VH-UNT   Genairco                                         (c/n  11)

                                    
                                   
                                         
                                       VH-UNT was built in the Genairco hangar at Mascot in April 1930 and fitted with a Cirrus Hermes.
                                       (These aircraft were often called Genairco Moths)   It was bought new by airline pioneer Keith Virtue
                                       and the following year registered to his New England Airways at Lismore NSW.    The photo above
                                       is via Bruce Robinson, whilst the somewhat blurry one below (at least showing the whole aircraft) is
                                       from the Frank Walters collection.  .Below that is a photo from the Ipswich (Qld) City Library collec-
                                       tion and the caption reads:  "Before the air crash in Herb Dutney's sorgum patch near Rosewood. The
                                       plane was owned by Constable Appleby* who would take people for joy  rides".    The panoramic 
                                       scene (photo no. 4) is another from the Bruce Robinson collection and shows it at an air show at
                                       Lismore in 1931 (the year I was born), whilst owned by Virtue.  VH-UNT crashed at Evans Head,
                                       NSW on 1 April 1934 and was stricken off the register.   Ross Stenhouse provides the newspaper
                                       image of it at the foot of the page.  Another lapse of CofA occurred in May 1936.      It was then
                                        acquired by F.E.Biffen of Casino, NSW and a new CofA applied for in August of 1938.  

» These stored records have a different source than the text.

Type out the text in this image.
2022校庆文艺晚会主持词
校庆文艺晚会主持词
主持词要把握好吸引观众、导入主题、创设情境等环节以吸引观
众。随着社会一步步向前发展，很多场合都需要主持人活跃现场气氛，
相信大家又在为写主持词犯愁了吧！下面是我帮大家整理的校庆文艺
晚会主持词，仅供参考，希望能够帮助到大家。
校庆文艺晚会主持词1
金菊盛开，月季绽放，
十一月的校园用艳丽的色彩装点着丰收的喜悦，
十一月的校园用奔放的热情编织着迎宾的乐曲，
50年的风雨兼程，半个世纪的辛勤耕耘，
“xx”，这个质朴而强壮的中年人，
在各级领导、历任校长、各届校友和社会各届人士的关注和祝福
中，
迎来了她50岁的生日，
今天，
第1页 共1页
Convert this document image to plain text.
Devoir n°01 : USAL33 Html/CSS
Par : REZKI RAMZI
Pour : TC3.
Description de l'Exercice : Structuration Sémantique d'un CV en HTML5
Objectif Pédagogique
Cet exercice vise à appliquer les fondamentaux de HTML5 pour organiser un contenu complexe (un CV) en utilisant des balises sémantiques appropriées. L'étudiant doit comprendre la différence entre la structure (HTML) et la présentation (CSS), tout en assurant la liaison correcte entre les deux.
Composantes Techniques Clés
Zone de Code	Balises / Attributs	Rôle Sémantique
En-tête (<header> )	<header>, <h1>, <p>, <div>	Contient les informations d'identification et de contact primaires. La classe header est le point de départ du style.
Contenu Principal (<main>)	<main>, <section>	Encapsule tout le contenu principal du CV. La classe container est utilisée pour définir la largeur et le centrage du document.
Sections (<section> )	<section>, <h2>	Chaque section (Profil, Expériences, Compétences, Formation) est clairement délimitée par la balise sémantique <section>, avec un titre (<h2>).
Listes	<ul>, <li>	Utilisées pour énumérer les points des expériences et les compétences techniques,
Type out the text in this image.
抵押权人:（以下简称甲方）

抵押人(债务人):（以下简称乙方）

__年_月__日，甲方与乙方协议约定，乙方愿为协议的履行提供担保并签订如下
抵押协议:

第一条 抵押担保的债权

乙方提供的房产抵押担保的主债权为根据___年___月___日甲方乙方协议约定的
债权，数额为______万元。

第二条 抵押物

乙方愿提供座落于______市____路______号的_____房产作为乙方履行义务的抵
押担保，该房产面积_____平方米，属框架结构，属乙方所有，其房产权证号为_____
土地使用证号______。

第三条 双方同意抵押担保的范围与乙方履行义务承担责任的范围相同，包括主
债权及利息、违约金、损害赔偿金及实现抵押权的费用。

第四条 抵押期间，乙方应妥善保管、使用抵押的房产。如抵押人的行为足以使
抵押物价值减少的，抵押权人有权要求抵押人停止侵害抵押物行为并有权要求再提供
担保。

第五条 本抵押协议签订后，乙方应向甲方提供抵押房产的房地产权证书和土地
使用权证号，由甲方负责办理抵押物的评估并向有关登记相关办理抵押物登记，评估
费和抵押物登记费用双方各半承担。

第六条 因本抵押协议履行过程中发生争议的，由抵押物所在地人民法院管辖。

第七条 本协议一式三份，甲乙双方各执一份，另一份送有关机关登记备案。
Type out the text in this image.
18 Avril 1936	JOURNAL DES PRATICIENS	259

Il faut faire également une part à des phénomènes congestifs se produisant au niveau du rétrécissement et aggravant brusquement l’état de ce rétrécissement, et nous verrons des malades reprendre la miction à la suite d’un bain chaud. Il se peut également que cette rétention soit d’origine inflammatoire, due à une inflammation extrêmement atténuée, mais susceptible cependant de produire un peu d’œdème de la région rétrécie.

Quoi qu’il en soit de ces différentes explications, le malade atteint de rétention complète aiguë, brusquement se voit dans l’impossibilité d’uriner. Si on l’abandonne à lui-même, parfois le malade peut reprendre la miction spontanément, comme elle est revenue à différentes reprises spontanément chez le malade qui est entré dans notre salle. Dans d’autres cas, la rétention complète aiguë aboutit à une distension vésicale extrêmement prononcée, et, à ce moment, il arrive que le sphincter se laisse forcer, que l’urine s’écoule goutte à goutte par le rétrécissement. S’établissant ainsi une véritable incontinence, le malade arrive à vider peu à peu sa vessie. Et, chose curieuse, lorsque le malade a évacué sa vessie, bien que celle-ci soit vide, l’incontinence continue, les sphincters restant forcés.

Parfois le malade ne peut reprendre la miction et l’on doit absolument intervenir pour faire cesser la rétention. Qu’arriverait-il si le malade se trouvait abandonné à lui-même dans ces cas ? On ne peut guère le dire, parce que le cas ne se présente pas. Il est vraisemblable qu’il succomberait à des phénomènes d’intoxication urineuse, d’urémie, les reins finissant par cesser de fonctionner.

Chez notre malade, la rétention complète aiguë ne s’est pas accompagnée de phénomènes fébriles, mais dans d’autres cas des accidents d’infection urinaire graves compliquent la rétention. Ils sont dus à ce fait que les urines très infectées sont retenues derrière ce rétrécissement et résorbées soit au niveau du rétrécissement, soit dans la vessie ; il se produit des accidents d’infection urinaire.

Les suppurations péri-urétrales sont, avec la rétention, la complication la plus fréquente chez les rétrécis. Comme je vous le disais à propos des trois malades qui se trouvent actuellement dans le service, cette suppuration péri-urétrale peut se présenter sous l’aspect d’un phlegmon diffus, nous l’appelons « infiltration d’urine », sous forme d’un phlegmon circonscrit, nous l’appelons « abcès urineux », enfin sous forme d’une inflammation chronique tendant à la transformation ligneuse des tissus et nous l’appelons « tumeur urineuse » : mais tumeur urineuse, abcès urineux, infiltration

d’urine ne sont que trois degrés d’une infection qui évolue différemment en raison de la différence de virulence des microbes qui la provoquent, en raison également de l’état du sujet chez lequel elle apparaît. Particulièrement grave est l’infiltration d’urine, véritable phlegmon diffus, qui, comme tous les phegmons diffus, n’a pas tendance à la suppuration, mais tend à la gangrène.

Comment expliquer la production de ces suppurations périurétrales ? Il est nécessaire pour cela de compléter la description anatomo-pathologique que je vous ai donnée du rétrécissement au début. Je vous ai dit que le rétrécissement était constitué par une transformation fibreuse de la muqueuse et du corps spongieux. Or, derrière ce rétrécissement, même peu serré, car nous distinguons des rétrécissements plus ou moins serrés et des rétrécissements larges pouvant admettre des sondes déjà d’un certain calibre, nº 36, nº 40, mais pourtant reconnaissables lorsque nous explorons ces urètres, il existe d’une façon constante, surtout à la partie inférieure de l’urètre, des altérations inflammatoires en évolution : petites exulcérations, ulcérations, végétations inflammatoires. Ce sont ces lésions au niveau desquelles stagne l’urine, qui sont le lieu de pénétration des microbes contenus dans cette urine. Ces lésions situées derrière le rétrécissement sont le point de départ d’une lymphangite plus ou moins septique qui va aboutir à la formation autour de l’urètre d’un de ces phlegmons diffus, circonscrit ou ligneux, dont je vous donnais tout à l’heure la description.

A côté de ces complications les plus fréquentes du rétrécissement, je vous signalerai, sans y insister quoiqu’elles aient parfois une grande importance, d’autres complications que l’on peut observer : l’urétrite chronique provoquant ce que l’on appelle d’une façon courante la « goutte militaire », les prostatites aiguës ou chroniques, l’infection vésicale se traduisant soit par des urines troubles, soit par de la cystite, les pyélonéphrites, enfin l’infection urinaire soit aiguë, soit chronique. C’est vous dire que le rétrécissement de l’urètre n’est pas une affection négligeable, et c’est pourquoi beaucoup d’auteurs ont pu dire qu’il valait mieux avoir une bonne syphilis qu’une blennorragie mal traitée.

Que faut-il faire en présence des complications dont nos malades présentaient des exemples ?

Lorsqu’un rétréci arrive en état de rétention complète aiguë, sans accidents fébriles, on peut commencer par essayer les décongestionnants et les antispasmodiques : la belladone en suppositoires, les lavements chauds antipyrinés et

                                       When this was issued the aircraft was re-registered VH-UZR (unusual for Australia, at that time). 
                                  *   The Register states that it was not registered to T.J. Appleby until May 1934, a month after the Evans
                                       Head crash, so whether it crashed again (quite likely) in the hands of Constable Appleby is not explicitly
                                       spelled out.